Der König wollte auch noch wissen, warum sein Liebling überhaupt verzaubert wurde. Darauf antwortete die Fee: "Deine Tochter ist ein eitles, hochnäsiges und geiziges Ding, das eine heilsame Lektion brauchte." Damit verschwand sie.

Sofort ließ der König im ganzen Reich bekannt geben, dass derjenige seine Tochter zur Frau erhalten sollte, der ihr die Freiheit schenkte.

Sogleich erschienen 3 Königsöhne aus den angrenzenden Ländern, um ihr Glück zu versuchen. Danach wurden weitere 3 Männer im richtigen Alter vorgelassen. Doch es gelang keinem, die Prinzessin zu befreien.

Zuletzt machte sich der arme Müllersohn Johannes auf den Weg. Er dachte bei sich: "Auch ich will mein Glück versuchen, was kann ich schon verlieren." Gesagt, getan. Er ritt mit seinem Esel den anderen Jünglingen folgend zum Schloss. Auf seinem langen Weg nahm er Kälte und Hunger auf sich und kam endlich zerlumpt und hungernd an.

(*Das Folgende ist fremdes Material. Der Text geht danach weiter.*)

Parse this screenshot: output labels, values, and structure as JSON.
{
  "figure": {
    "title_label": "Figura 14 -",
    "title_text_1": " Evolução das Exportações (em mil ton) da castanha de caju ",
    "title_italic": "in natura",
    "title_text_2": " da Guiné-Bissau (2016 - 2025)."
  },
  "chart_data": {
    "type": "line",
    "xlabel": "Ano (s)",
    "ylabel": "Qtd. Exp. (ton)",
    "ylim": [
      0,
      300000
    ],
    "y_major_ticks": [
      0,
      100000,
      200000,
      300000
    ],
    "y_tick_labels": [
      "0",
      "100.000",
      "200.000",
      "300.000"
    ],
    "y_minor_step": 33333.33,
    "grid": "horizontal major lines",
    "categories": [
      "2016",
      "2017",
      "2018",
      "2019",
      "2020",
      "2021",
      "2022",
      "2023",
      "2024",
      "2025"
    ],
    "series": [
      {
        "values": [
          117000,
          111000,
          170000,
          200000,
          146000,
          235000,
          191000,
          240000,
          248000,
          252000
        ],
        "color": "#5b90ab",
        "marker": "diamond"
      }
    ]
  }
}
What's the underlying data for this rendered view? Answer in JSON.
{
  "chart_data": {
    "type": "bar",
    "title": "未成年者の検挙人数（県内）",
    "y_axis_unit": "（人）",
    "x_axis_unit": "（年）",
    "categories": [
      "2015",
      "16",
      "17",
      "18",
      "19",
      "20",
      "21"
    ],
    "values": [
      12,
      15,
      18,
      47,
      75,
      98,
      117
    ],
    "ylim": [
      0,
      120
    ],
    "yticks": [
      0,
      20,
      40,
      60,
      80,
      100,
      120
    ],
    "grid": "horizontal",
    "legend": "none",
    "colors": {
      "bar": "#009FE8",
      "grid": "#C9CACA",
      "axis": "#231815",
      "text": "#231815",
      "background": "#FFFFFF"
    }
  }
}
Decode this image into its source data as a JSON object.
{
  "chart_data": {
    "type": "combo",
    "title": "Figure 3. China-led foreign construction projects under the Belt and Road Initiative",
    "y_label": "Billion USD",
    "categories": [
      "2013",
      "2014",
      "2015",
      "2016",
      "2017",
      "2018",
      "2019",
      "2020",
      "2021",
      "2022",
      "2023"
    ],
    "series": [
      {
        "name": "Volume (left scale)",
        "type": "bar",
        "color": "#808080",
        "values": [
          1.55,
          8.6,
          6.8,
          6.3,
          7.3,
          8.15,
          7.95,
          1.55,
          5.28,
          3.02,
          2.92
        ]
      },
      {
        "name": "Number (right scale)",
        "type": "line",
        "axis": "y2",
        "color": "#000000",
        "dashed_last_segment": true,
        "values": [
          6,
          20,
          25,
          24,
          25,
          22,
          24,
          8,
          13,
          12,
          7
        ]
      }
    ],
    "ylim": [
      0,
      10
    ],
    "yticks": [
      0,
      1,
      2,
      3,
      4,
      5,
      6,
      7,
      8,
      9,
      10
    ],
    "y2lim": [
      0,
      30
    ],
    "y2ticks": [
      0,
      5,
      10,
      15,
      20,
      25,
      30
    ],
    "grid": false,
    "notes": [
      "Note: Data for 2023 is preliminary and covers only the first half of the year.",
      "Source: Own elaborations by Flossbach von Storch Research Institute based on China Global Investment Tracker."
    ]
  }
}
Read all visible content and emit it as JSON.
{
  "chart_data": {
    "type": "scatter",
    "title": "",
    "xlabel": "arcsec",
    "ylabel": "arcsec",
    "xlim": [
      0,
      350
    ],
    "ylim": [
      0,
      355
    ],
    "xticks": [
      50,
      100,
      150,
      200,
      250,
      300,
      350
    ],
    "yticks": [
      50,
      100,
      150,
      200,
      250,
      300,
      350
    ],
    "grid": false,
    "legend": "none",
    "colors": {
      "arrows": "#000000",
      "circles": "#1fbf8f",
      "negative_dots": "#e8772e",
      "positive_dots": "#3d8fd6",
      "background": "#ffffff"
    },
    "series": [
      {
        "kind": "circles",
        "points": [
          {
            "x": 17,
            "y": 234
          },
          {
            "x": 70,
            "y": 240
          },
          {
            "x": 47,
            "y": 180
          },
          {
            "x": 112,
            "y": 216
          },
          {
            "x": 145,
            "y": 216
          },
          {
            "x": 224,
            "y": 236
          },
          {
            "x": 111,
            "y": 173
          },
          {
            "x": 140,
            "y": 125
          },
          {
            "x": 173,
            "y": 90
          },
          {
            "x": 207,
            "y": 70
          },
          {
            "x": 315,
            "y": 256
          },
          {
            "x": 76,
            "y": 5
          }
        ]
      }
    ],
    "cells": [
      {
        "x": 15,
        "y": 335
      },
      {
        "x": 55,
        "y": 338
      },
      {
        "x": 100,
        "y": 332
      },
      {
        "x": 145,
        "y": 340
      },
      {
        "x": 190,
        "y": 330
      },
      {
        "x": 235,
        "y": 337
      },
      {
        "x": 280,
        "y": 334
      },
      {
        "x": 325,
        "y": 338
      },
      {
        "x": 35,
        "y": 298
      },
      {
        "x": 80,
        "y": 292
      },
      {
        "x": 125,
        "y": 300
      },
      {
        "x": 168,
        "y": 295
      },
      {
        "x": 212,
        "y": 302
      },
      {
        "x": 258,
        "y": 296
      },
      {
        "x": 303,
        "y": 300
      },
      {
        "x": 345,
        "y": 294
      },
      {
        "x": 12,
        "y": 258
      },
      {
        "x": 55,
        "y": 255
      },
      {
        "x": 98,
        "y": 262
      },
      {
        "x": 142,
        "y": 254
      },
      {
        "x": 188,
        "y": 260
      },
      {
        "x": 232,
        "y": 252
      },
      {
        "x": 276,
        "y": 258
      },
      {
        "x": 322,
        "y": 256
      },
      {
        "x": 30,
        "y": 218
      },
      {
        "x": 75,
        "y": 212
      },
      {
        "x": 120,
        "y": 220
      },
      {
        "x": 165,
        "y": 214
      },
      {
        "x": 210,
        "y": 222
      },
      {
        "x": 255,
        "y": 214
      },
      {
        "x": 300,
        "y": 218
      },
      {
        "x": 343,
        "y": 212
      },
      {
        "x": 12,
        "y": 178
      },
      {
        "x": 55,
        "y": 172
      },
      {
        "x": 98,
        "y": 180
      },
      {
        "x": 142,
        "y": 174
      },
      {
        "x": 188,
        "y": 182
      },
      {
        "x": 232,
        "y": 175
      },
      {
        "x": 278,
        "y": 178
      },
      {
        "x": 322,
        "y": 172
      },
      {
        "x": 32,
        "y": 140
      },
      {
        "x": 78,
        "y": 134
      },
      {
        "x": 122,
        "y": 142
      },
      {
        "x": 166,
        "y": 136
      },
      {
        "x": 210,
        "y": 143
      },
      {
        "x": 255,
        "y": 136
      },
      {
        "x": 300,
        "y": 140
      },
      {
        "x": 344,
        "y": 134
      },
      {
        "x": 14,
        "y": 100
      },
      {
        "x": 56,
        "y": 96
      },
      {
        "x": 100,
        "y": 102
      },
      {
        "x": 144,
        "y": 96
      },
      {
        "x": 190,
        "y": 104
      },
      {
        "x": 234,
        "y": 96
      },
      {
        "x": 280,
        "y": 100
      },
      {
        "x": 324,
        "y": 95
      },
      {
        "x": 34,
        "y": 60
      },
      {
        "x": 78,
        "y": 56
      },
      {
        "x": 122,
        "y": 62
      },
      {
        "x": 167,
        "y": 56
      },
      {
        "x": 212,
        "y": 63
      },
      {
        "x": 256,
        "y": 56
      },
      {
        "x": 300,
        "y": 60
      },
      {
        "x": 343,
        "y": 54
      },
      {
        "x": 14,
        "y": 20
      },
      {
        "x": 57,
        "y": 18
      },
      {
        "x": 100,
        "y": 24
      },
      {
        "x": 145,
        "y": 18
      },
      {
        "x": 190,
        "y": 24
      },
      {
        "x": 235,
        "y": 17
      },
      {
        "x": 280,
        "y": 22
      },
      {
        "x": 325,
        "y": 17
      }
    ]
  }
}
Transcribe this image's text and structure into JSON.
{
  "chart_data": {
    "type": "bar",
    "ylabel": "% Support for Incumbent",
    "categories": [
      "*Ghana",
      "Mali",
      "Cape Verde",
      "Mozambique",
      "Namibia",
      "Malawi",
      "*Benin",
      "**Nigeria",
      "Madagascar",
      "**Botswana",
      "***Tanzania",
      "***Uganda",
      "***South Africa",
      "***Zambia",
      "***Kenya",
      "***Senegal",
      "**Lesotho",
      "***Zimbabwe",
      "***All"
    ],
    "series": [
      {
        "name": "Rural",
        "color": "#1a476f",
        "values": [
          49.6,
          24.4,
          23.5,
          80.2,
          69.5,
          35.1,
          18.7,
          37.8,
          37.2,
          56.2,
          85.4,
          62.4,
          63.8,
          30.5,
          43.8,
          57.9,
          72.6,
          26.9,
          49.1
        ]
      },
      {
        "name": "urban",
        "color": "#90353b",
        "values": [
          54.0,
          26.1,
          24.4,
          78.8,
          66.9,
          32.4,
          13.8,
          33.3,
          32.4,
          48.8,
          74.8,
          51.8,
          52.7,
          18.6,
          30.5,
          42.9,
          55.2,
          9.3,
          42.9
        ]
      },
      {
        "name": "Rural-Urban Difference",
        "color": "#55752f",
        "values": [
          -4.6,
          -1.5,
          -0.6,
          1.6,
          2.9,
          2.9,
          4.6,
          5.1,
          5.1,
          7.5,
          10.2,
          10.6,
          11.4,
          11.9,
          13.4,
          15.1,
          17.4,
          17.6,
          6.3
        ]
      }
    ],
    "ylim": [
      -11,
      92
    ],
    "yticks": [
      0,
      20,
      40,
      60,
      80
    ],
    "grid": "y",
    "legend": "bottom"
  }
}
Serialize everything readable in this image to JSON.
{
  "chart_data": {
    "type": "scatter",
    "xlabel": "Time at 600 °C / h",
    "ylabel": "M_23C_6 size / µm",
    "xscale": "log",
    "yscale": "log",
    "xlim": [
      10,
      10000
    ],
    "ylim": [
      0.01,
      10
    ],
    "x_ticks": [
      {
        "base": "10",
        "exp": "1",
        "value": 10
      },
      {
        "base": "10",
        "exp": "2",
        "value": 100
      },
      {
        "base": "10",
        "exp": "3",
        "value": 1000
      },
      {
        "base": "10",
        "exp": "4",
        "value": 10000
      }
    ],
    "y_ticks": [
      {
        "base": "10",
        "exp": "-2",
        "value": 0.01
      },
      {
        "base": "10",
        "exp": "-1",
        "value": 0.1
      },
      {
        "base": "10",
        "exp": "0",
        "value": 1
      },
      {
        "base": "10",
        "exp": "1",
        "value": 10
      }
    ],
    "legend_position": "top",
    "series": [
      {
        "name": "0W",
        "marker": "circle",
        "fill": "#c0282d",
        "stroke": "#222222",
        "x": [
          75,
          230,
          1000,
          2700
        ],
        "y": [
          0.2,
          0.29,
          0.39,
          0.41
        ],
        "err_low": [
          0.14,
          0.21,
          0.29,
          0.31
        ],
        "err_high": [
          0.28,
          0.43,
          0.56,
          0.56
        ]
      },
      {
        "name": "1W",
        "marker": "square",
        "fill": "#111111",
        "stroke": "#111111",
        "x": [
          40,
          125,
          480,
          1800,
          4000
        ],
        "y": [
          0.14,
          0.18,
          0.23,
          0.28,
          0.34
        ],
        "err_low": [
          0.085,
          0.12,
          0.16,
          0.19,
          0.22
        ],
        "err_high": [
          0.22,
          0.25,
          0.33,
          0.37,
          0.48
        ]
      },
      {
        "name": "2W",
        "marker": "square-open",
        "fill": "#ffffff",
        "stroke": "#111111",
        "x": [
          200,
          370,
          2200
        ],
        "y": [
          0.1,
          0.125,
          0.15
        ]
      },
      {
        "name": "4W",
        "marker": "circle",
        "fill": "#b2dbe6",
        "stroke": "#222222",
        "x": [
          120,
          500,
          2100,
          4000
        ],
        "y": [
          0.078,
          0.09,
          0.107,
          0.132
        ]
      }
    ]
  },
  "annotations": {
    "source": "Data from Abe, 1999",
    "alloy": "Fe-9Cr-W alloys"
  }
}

Die Diener wollten ihn nicht vorlassen. Auch der König war nicht erfreut. Doch dann dachte er an seine Tochter, die noch immer kleiner als sein eigener Daumen in der Dose steckte, und überwand seine Abscheu vor dem Elend. Er ließ den Müllersohn ein. Dieser drehte nur ganz kurz und leicht an der Dose und schon sprang der Deckel mit einem Ruck auf. Johannes setzte die Prinzessin vorsichtig auf seine Hand und danach auf das seidene Thronkissen. Im gleichen Augenblick wuchs sie wieder zu ihrer natürliche Größe. Glücklich umarmte sie ihren Vater. In diesem Moment sprach die gute Fee mit zarter Stimme: "Hoffentlich hast du deine Lektion gelernt!" Rot vor Scham wandte sich die Prinzessin an ihren Retter und dankte ihm schüchtern. Der König hielt Wort und so wurde ein wunderbares Hochzeitsfest gefeiert, bei dem alle Untertanen des Reiches mitfeiern durften.

Der alte König übergab seine Herrschaft an seine Tochter und deren Gatten. Beide regierten nun mit Fürsorge und Großzügigkeit. Nicht lange blieben Johannes und seine Frau alleine, denn sie bekamen viele Kinder. Alle lebten glücklich und froh, und wenn sie nicht gestorben sind, dann leben sie noch heute.